A Canadian Senate committee has unanimously passed legislation on assisted reproductive technologies (ARTs) and related matters. Approval by the Senate virtually guarantees that the Assisted Human Reproduction Act - which has been years in the making - will receive Royal Assent and become law.
Last October, bill C-13, entitled 'an Act respecting assisted human reproduction and related research', was passed by the Canadian House of Commons by 149-109 votes, after almost ten years of debate and despite vigorous pro-life opposition. The legislation was reintroduced last month, having stalled in its passage when former prime minister Jean Chretien retired and prorogued Parliament in November. Paul Martin, the new Prime Minister, previously voted in favour of the bill and, when the new session of Parliament began, sent it back to the Senate for consideration.
The Canadian legislation bans human cloning (for both reproductive and therapeutic purposes), the creation of human-animal hybrid embryos, sex selection of embryos for non-medical reasons, payments to women acting as surrogates, payment for donated gametes and the buying or selling of human embryos. It also regulates the collection, alteration, manipulation or treatment of any human reproductive material for the purpose of creating an embryo, storage of reproductive material and information about donors.
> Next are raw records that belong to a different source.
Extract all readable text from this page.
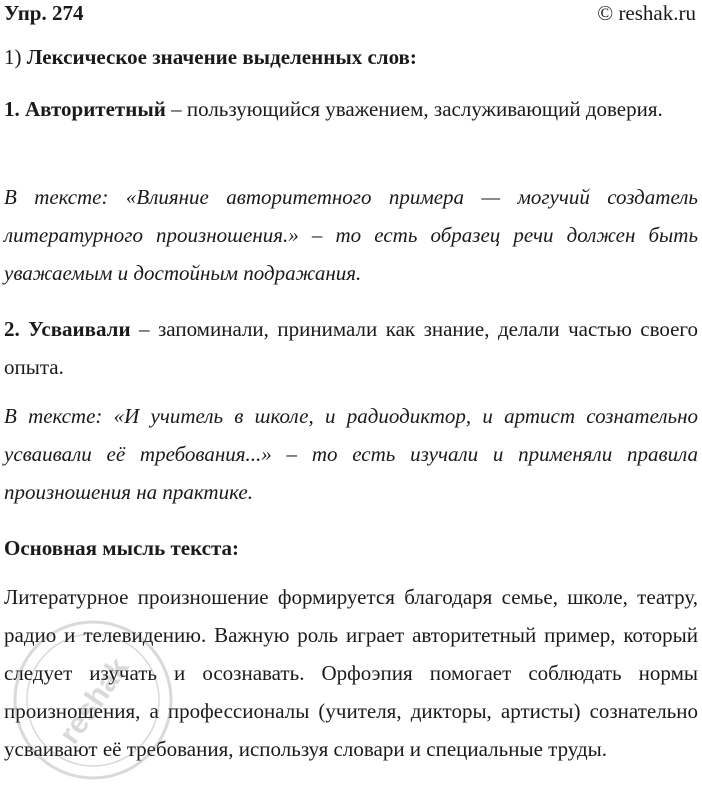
Упр. 274	© reshak.ru

1) Лексическое значение выделенных слов:

1. Авторитетный – пользующийся уважением, заслуживающий доверия.

В тексте: «Влияние авторитетного примера — могучий создатель литературного произношения.» – то есть образец речи должен быть уважаемым и достойным подражания.

2. Усваивали – запоминали, принимали как знание, делали частью своего опыта.

В тексте: «И учитель в школе, и радиодиктор, и артист сознательно усваивали её требования...» – то есть изучали и применяли правила произношения на практике.

Основная мысль текста:

Литературное произношение формируется благодаря семье, школе, театру, радио и телевидению. Важную роль играет авторитетный пример, который следует изучать и осознавать. Орфоэпия помогает соблюдать нормы произношения, а профессионалы (учителя, дикторы, артисты) сознательно усваивают её требования, используя словари и специальные труды.

reshak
Under the Act, donors must give fully informed written consent before their gametes or embryos are used, and children born following donation will be entitled to receive medical information about the donors. Donors will be identifiable only if they consent to be so. In addition, the act allows embryonic stem cell (ES cell) research to take place on surplus IVF embryos, but prohibits the creation of embryos specifically for stem cell derivation. It also establishes a regulatory body, the Assisted Human Reproduction Agency of Canada (AHRAC), which will license, monitor and enforce the new law and store data on ARTs, in a similar way to the UK's Human Fertilisation and Embryology Authority (HFEA). Also built into the Act is a provision stating that it must be reviewed - and may therefore be altered - in three years time.
Pierre Pettigrew, a Canadian health minister, said the new Act - the first of its kind in Canada - 'fills a legislative void' and brings Canada into line with other nations that regulate ART. A spokesperson for Health Canada said that it 'represents a balanced, reasonable and principled approach'. Welcoming the legislation, Diane Allen, director of the Canadian Infertility Network, said 'this is going to bring in safeguards for fertility patients, for their children, for society as a whole'. But others say it means 'devastating news' for infertile couples: 'There was so much pressure to push through the aspects against cloning, that I don't think they listened to how this is going to affect infertile men and women', said Jan Silverman, an infertility counsellor.